Joel la agarró de la mano y tiró de ella. Sus ojos tenían un azul más oscuro que de costumbre, el color del mar. Tenía los labios abiertos.

—Tú eras una mujer en un bar. Y luego estabas en la calle, con un abrigo que te quedaba grande y las mejillas enrojecidas de frío, mirándome como si por un lado temieras que me abalanzara sobre ti, y por otro como si temieras que no lo hiciera.

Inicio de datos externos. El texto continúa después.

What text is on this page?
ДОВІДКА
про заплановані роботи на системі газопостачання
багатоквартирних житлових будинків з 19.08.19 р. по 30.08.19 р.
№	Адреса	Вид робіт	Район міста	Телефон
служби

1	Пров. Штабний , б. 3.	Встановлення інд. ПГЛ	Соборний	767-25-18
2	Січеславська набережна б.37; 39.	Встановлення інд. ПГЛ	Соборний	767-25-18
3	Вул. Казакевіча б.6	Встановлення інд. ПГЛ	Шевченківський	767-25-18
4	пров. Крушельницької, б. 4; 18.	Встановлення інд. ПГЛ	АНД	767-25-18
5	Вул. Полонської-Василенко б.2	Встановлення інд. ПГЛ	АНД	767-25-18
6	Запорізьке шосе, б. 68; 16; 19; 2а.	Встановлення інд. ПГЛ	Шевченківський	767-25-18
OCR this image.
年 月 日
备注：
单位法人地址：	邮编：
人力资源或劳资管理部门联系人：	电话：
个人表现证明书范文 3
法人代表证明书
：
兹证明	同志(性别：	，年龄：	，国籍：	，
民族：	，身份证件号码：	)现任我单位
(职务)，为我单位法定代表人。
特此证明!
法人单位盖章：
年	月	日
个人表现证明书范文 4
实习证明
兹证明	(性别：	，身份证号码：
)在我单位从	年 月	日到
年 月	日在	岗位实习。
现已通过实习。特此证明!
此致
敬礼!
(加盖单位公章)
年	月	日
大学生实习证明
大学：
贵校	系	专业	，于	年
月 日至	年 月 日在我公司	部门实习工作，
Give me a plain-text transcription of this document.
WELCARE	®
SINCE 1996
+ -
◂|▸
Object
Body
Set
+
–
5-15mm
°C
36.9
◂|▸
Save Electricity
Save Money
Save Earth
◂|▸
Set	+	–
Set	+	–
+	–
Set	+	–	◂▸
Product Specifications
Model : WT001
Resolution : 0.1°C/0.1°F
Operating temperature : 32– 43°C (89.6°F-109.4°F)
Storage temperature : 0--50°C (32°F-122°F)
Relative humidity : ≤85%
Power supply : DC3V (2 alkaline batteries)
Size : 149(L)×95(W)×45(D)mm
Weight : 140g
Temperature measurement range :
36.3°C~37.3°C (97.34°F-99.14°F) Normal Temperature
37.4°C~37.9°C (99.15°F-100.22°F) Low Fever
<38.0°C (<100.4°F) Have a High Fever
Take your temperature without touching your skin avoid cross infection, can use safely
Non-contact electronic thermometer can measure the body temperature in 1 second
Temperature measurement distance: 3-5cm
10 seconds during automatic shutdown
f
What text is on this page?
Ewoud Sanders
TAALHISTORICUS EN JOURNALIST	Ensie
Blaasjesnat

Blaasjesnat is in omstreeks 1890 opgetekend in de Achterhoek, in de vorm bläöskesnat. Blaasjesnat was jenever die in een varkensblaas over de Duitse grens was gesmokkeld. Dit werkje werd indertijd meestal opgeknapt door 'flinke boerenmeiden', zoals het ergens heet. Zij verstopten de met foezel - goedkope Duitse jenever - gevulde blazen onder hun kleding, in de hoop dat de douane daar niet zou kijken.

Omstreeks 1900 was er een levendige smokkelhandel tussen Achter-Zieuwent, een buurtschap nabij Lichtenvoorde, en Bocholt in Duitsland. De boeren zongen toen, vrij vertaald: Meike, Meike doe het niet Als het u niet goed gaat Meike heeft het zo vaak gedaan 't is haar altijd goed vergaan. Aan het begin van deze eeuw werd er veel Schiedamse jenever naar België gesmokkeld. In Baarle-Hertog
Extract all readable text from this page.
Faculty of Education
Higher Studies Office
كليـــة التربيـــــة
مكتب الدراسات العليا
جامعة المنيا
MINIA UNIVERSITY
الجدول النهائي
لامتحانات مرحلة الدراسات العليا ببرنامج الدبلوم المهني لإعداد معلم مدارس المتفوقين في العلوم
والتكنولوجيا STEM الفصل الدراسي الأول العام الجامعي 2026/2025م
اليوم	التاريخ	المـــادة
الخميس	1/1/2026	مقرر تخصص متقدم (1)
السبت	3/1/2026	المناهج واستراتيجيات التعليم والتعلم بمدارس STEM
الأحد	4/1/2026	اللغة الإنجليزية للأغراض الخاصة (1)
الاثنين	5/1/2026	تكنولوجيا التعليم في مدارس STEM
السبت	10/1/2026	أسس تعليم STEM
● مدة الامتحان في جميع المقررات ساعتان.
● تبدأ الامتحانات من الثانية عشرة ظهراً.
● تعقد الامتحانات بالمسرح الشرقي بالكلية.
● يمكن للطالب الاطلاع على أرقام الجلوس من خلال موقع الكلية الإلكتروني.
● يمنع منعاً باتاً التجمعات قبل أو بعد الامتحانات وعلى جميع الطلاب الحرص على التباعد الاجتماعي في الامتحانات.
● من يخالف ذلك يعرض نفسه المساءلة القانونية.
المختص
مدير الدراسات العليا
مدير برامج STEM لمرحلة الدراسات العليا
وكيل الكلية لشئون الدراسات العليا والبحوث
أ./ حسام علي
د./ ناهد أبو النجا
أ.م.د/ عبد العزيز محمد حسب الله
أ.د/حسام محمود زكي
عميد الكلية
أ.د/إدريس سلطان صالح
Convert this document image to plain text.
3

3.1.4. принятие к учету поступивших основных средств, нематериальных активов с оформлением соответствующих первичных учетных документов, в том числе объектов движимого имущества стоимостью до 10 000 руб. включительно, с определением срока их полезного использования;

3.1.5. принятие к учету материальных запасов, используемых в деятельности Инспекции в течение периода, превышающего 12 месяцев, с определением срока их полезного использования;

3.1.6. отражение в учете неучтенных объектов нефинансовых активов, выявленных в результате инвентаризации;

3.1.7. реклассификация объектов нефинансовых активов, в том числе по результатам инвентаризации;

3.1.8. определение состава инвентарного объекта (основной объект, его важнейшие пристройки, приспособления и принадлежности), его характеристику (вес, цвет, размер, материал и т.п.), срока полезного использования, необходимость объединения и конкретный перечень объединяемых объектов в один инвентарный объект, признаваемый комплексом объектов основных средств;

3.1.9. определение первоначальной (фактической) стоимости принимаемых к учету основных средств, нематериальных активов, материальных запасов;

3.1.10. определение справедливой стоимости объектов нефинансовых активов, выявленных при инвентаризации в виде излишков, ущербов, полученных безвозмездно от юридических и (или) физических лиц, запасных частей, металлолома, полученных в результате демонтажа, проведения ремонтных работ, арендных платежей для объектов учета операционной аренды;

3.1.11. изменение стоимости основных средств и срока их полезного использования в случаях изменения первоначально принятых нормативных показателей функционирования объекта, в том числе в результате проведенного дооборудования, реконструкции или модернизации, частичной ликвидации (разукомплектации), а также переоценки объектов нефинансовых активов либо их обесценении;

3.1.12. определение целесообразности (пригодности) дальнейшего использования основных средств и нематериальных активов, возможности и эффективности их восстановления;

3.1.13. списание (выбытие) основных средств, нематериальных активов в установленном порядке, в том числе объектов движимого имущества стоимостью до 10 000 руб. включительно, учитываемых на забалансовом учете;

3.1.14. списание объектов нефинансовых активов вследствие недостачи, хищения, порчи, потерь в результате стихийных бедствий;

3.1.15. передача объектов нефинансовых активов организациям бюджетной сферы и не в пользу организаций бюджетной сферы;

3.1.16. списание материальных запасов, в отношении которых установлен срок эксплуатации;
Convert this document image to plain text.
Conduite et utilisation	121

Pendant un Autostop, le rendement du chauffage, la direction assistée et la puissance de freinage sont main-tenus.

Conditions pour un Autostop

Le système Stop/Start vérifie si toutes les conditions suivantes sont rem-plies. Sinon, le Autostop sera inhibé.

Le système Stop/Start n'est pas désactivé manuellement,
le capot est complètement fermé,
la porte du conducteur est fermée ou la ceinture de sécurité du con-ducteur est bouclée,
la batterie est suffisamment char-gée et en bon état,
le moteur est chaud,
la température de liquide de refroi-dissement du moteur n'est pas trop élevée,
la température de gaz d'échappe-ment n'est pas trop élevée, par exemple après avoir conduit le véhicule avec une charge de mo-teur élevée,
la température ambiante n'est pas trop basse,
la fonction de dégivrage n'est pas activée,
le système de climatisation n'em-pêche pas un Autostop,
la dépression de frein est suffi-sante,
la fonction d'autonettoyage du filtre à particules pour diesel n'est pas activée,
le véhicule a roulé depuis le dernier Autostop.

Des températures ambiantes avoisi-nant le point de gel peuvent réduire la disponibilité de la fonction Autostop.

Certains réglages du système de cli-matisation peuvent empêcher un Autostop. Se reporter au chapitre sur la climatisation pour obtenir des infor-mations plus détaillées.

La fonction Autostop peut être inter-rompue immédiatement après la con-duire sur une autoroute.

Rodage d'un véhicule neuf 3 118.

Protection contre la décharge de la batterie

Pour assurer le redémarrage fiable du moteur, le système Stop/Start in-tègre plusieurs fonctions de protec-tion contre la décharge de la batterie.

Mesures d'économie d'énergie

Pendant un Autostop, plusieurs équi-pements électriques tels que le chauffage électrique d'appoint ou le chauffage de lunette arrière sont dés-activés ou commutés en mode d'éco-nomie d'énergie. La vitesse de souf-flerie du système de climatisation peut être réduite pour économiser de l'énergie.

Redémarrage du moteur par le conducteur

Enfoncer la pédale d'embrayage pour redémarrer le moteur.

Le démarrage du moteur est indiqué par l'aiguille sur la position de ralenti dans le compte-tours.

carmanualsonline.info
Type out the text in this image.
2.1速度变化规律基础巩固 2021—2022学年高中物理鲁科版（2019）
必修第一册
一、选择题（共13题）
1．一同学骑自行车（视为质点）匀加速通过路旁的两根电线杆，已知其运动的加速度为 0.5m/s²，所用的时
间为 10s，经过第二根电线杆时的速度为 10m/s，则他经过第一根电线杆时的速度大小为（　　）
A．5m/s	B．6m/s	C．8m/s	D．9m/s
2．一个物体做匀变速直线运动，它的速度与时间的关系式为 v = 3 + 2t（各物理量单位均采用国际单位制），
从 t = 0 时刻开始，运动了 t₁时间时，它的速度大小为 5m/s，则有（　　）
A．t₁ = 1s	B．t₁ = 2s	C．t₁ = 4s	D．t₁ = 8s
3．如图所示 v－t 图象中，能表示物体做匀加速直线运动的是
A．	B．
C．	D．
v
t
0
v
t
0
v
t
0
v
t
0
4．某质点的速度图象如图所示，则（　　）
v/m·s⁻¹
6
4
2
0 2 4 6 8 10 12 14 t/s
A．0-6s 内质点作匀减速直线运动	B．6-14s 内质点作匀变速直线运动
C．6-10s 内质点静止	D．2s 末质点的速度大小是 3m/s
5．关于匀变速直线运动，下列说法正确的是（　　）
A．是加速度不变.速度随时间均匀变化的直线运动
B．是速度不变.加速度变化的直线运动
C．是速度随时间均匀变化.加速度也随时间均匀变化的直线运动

—Ay, venga ya —dijo ella, riendo—. No es verdad.

—No cambiaría nada, Hadley —afirmó él—, porque, si lo hiciera, ¿a que no seríamos nosotros? Cuando te vi en ese espantoso bar supuse que serías una estudiante, pero me daba igual. Te seguí hasta la calle porque quería hablar contigo. Y resulta que acabas en mi clase. Hadley Dunn. Una hora entera pendiente de mí como si te estuviera contando un secreto. Y luego acudiste a mí. Cuando estabas en tu peor momento, recurriste a mí. ¿Qué opción tenía sino ayudarte? ¿Cómo iba a resistirme a eso, a lo que fuera? ¿Y cómo voy a resistirme ahora?

—No hay respuesta a eso —contestó ella—, ¿o sí? —Le puso las manos en el pecho. Notó los fuertes latidos de su corazón bajo las palmas.

—Si la hay, no me interesa —respondió él.

—Entonces dejemos de hablar.

—Hadley, yo…

Ella dio un paso hacia él y le robó las palabras de los labios. Envueltos en un beso, fueron cayendo lentamente al suelo y olvidaron todo lo hablado.